The 100-foot pedestrian tunnel that runs under the Cross Island Parkway in the far-flung community of Bellerose, Queens had been a source of irritation for residents over many years, racking up complaints to the city that it was filled with trash and broken beer bottles, the smell of urine and profanity-laced graffiti, all of which was taken in by locals simply trying to make their way to work and children heading to school each day. As is so often true of community improvement, it took the right partnership of people and institutions to finally resolve the issue. Concerned residents organized to petition State Senator Tony Avella and the New York Department of Transportation, who partnered with the nearby St. Gregory school and a local artist and educator (yours truly) to make this transformation become a reality this Spring.
I had the pleasure of working with some incredible, creative and talented 8th graders at St. Greg’s, along with their inspiring teacher, Joseph Paniccia, aka Mr. P, and other faculty members. We began the process by having several workshops in the classroom in which I introduced the students to public art, facilitated discussions and activities in which they explored issues that they were concerned about in their community, and finally guided the process of bringing together everyone’s ideas into one cohesive mural design. As the two walls of the underpass are incredibly long, we came up with many images and themes related to the importance of educational opportunities, the value of creativity and the tension that many students said they felt between negative and positive influences on their lives.
In one section, a boy is struggling with the world on his shoulders, while a giant student made up of many smaller people comes to help him with his burden, symbolizing the importance of the entire community and society coming together to support those who are most vulnerable. In another part, a boy presses his headphones to his ears and listens intensely to positive messages he is receiving, while attempting to block out the negativity that threatens to tear him down and lead him down the wrong path. In the circular shapes on either side of him, students created works and images that related to the specific negative and positive messages that they receive in their daily lives.
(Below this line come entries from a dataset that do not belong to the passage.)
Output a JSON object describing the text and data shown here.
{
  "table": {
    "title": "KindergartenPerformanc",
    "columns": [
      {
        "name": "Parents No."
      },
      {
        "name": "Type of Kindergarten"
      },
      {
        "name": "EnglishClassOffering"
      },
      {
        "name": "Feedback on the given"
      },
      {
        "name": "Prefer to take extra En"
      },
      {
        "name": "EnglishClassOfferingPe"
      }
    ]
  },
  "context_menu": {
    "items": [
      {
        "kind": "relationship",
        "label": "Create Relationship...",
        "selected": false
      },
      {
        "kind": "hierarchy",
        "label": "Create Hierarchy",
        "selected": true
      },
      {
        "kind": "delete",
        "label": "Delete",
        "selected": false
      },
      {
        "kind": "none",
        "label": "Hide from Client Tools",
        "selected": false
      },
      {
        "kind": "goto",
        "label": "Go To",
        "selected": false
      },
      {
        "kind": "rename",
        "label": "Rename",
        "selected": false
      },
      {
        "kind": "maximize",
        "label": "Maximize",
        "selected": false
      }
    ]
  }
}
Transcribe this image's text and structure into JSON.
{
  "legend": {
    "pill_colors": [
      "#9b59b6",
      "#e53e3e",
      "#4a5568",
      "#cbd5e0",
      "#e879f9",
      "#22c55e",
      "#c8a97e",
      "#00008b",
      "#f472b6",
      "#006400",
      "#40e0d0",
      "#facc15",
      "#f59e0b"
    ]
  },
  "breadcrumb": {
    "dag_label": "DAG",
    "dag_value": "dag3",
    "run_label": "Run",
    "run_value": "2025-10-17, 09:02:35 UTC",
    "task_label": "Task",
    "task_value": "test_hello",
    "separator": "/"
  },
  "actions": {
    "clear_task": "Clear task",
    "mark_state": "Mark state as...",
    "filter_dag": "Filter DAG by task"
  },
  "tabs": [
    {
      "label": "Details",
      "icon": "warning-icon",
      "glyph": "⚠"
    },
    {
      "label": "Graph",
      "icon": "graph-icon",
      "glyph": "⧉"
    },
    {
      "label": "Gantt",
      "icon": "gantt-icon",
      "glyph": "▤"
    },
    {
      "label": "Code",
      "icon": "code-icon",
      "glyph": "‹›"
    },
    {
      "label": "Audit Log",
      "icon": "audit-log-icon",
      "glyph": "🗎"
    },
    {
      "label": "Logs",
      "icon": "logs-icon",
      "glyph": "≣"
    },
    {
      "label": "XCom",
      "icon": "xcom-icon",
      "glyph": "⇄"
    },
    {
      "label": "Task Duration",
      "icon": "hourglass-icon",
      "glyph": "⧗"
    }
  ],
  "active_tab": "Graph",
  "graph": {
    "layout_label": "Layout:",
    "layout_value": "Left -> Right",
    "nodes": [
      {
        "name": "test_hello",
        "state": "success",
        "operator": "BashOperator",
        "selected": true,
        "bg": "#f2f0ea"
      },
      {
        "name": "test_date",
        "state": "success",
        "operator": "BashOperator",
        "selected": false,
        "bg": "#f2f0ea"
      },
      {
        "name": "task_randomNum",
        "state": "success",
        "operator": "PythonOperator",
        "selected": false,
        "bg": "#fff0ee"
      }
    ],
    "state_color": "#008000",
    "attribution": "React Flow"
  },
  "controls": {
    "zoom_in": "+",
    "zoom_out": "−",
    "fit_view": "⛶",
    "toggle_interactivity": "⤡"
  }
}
At one of the tunnel entrances, a giant character, modeled by one of the students, reads a book under her covers in bed, while in the darkness the participants painted dozens of storybook characters, a nod to the importance of reading and imagination.
On the other end, a giant Mr. P is seen watering a garden, which stretches down the wall into the tunnel. This is no ordinary garden, but one filled with quotes and messages that the students researched and felt inspired by. The image of a teacher watering a garden full of inspiration and learning is intended as an homage to the educators and other adult figures who play such an vital role in the development of our children. Across the tunnel, a woman, modeled after my wife, CJ, is braiding her hair, but coming out of her braids is an immense flow of creativity and color, with a horse galloping ahead toward the rest of the students’ images. The braids symbolize the creativity that flows from all our minds if we cultivate it, leading us to imagine a better world and working toward that goal. Both CJ and our friend, multi-disciplinary artist Ridhima Hegde, worked with us throughout the mural-making process, adding so much to the experience.
After an intensive two weeks of painting, we completed it just in time for a giant celebration in the tunnel with the students and their family members and entire school, as well as members of the Department of Transportation and State Senator Tony Avella, who made speeches praising the students for their hard work. Several students also had their first experiences in public speaking; they were nervous but did so well! I also spoke, thanking all the young artists for truly taking their responsibility seriously to work hard and create a thoughtful and high-quality work of public art, which will live on an be an inspiration in the community of Bellerose for many years to come. I was then honored to be invited to return in June to be the keynote speaker at the students’ eight grade graduation. Thanks to Principal Lynn Alaimo, Mr. P, everyone at the DOT, Senator Avella, CJ, Ridhima, and all the young artists who participated in this unforgettable experience!